Бабка Антониха, у которой Нил Данилыч в то время остановился заночевать, поставила на стол тарелку постных дымящихся щей и, сложив на груди руки, стала рассказывать о микулинском житье-бытье.

«Не обессудьте, скоромным-то у нас давно уже не пахнет. Ни праздников, ни премий нам, и духовые оркестры для нас не играют, такие никому не нужны. Отстающие мы…»

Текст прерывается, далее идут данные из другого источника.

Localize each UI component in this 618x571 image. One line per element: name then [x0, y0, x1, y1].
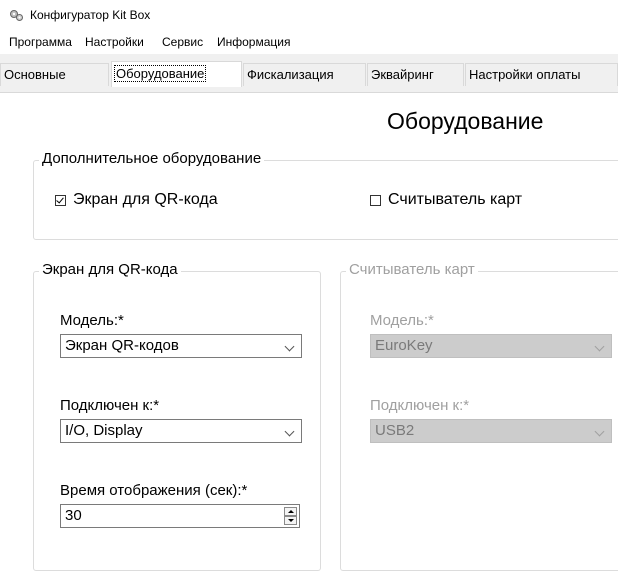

«Знаю, бабуся, все знаю», — вздохнул он, хмуро посматривая на тарелку — взгляду до самого дна не на чем остановиться. Посидел за бабкиным невеселым столом, вышел на улицу. В проулках ближних дворов лают собаки, темнота — глаз выколи, а на краю села, будто из преисподней, вырывается яркое пламя. «Что бы это такое?..» Подошел поближе — колхозная кузница, двери распахнуты, и молотобойцы с оттяжкой ахают кувалдами по наковальне, металл звенит, летят искры. Вначале эти искры жидки и их маловато, выглядят они тусклыми, едва заметными, тьма мгновенно глотает их, гасит, и Нил Данилыч глядя на первые взмахи молотобойцев, сбивающих окалину, думает: «Сколько надо таких искорок, сколько сильных ударов по наковальне, чтоб осветить людям дорогу к лучшей жизни, чтоб жилось им вольготней». Но вот взмахи кувалды становятся все чаще и горячей, золотистые искры непрерывным потоком льются во тьму, наполняя сырую осеннюю ночь дыханием жизни.

«Ничего, Антониха, будет и на нашей улице праздник с перезвоном, будет — еще не перевелись кузнецы в Микулине!»

Нил Данилыч вспомнил далекое детство. Покосившаяся трухлявая избенка на юру деревни, осенняя тьма, сверчки за печкой. Он, белоголовый Нил, лежит на полатях и, глядя в окна, ждет чуда. Мерещится ему — вот-вот расцветет в темной раме окна сказочным видением Жар-птица… Потом как-то, через год, ездил с отцом в город, дивился электричеству на улицах и в домах, соображал: «Вот бы к нам…» Трудно даже представить, чего ждал он от электричества, но так или иначе эта чудесная сила должна была, по его детским понятиям, каким-то волшебством преобразить деревенскую жизнь, принести в каждую избу праздник…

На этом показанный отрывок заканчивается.